Seçim öncesi ve sonrası ortalıkta gezen sözcüklere bakıyorum: yalancı, cahil, .. Herkes başkalarının neyi kötü yaptığını kanıtlama derdinde.
Şöyle bir kendimize baksak diyorum, acaba hayatımız boyunca hiç yalan söylemedik mi?
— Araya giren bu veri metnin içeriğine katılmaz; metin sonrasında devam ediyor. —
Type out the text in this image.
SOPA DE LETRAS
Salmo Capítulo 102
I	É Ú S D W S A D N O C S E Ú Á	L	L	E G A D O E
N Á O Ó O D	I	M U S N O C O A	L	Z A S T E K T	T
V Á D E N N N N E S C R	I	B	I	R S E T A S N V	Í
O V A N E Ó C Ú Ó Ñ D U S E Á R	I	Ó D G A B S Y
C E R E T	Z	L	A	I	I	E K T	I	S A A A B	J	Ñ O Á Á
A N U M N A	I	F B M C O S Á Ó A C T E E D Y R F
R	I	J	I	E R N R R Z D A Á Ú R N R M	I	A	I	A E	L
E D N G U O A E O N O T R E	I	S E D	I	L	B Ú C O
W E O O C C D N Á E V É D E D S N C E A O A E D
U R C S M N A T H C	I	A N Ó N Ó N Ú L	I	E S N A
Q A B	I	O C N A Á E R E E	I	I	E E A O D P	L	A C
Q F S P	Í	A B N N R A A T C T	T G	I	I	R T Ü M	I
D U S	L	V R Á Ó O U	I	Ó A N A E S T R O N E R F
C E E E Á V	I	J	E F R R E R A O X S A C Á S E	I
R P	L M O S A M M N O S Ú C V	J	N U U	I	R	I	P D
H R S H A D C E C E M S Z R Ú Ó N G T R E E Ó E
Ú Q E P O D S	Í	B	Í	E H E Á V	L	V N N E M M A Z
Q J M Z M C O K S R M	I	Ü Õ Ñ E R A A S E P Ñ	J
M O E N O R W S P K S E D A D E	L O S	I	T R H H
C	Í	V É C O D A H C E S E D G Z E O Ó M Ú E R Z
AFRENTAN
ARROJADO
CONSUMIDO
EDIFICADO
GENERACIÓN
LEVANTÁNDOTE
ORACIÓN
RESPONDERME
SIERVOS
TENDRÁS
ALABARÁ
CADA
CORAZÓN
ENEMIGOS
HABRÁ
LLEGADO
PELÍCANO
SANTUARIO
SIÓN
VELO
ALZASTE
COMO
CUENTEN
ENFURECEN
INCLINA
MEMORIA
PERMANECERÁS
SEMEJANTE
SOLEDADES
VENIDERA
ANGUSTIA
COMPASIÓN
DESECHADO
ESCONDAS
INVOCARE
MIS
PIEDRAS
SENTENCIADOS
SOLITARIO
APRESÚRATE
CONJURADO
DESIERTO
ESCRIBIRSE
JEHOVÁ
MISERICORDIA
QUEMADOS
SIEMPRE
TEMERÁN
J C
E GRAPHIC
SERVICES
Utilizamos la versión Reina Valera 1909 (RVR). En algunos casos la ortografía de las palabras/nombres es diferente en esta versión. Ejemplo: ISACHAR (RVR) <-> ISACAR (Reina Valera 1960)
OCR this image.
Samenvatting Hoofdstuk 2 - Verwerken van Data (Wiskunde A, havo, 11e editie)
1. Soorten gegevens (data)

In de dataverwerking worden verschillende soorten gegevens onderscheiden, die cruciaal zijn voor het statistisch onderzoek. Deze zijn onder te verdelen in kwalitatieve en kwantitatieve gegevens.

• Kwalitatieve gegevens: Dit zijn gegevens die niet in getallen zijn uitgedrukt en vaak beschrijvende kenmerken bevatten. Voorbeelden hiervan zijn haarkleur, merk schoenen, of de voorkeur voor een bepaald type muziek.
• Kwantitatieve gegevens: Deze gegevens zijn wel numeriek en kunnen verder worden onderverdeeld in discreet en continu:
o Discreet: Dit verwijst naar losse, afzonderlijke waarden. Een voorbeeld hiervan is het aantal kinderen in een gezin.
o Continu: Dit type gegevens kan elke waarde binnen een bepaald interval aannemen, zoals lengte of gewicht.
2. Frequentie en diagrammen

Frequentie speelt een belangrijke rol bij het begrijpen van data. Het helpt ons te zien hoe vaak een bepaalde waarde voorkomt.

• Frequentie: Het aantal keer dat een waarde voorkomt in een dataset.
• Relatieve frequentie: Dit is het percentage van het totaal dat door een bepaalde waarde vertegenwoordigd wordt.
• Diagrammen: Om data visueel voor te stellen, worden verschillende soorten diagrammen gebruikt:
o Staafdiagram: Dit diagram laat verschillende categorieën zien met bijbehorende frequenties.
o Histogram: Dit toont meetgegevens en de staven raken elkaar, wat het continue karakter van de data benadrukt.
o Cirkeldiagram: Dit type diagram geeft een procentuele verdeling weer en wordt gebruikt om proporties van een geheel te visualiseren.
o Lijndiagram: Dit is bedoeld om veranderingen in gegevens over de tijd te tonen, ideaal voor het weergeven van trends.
Basit gibi görünse de sabahtan akşama kadar birçok yalan söylemiyor muyuz?
Hürriyet Gazetesi Kelebek Magazin 21 Nısan 2016 tarihli haberine gore, 2 bin kişi üzerinde yapılan bir araştırmada erkeklerin günde ortalama 6, kadınlarınsa 3 yalan söyledikleri belirlenmis.
Hadi ciddi olanlarini geçtik, canimiz biriyle konuşmak istemeyince “aradığını duymamışım”, gec kalinca “trafikte sıkıştım” dediğimiz olmuyor mu? Neden cesurca gerçeği söylemiyoruz?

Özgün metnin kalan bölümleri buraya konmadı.